La prensa, incluida la que tiene inclinaciones izquierdistas, parece no haber reparado que en un día como ayer, sesenta años atrás, el 9 de Abril de 1952, se producía el triunfo de la Revolución Nacional Boliviana, la más radical después de la Revolución Mexicana (1910-1917) y, en más de un sentido, precursora de la Revolución […]
La prensa, incluida la que tiene inclinaciones izquierdistas, parece no haber reparado que en un día como ayer, sesenta años atrás, el 9 de Abril de 1952, se producía el triunfo de la Revolución Nacional Boliviana, la más radical después de la Revolución Mexicana (1910-1917) y, en más de un sentido, precursora de la Revolución Cubana.

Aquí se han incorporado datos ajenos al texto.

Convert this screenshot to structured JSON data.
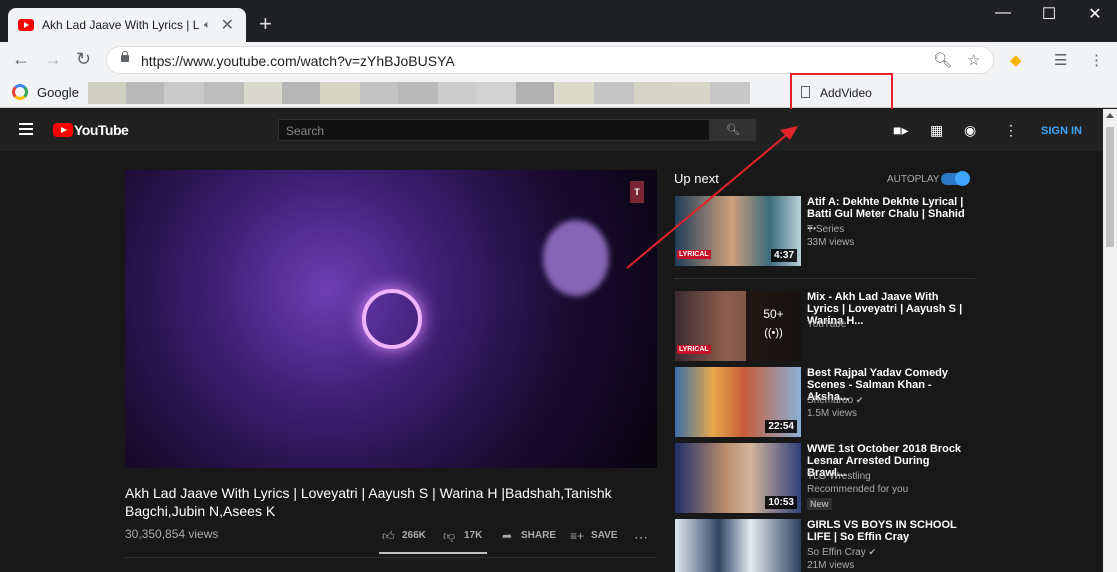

Fue una jornada heroica, que culminó cuando el ejército, perro guardián de la oligarquía minera y terrateniente, fue derrotado, desarmado y disuelto por los mineros tras dos días de fieros combates. Como en México antes, y en Cuba después, la derrota del ejército es la marca decisiva de toda revolución. Como veremos más abajo los acontecimientos de Bolivia impactaron enormemente al joven Ernesto Guevara, años antes de que se convirtiera en el Che. También a otro joven, brillante como él, Fidel Castro, que en su célebre alegato «La Historia me Absolverá» (del 16 de Octubre de 1953) decía a sus jueces que «Se ha querido establecer el mito de las armas modernas como supuesto de toda imposibilidad de lucha abierta y frontal del pueblo contra la tiranía. Los desfiles militares y las exhibiciones aparatosas de equipos bélicos, tienen por objeto fomentar este mito y crear en la ciudadanía un complejo de absoluta impotencia. Ningún arma, ninguna fuerza es capaz de vencer a un pueblo que se decide a luchar por sus derechos.. Los ejemplos históricos pasados y presentes son incontables. Está bien reciente el caso de Bolivia, donde los mineros, con cartuchos de dinamita, derrotaron y aplastaron a los regimientos del ejército regular.»1
La historia de la Revolución Boliviana ofrece numerosas enseñanzas de gran utilidad para las luchas emancipatorias que libran nuestros pueblos. Sus logros iniciales fueron inmensos, imposibles de subestimar. Pero carecieron del sustento político, económico e ideológico necesario para garantizar su irreversibilidad. La revolución empezó a gestarse pocos meses antes, en 1951, cuando el Movimiento Nacionalista Revolucionario (MNR) liderado por Víctor Paz Estenssoro triunfa en las elecciones presidenciales de ese año. Poco después se produce un golpe de estado, promovido por la oligarquía minera, que instala una Junta Militar con el objeto de impedir el acceso al poder del jefe del MNR, que debe exiliarse en la Argentina. Lo que sigue es una creciente inquietud social y política que se traduce primero en una impetuosa movilización de mineros y campesinos y, poco después, a lo que la teoría marxista denomina una «dualidad de poderes.» Es decir, una profunda grieta en el estado burgués que, debilitado por la rebelión de «los de abajo», pierde su capacidad para reclamar y obtener la subordinación a sus mandatos y que, por lo tanto, no puede impedir el surgimiento de un formidable antagonista, un poder real, efectivo, no formal ni constitucional sino un poder constituyente basado en el inmenso apoyo popular del bloque formado por los campesinos y mineros en armas. Tal como lo advirtiera Lenin, situaciones de este tipo son altamente inestables y rápidamente se definen en una u otra dirección. Eso fue precisamente lo que ocurrió el 9 de Abril del 1952, en la masiva insurrección popular que tuvo como epicentros La Paz y Oruro. Allí el ejército fue derrotado y desmantelado, reemplazado por milicias populares de mineros y campesinos, al mejor estilo de la Comuna de París. Estas jornadas, bañadas por la sangre de por lo menos medio millar de muertos, abrieron el camino para la conformación de un gobierno provisional al mando de Hernán Siles Suazo, otro de los dirigentes del MNR, y el más importante dirigente sindical de ese tiempo, el minero Juan Lechín Oquendo, quienes fueron literalmente instalados en el Palacio Quemado por las masas a la espera del retorno al país de quien consideraban su legítimo presidente, Víctor Paz Estenssoro.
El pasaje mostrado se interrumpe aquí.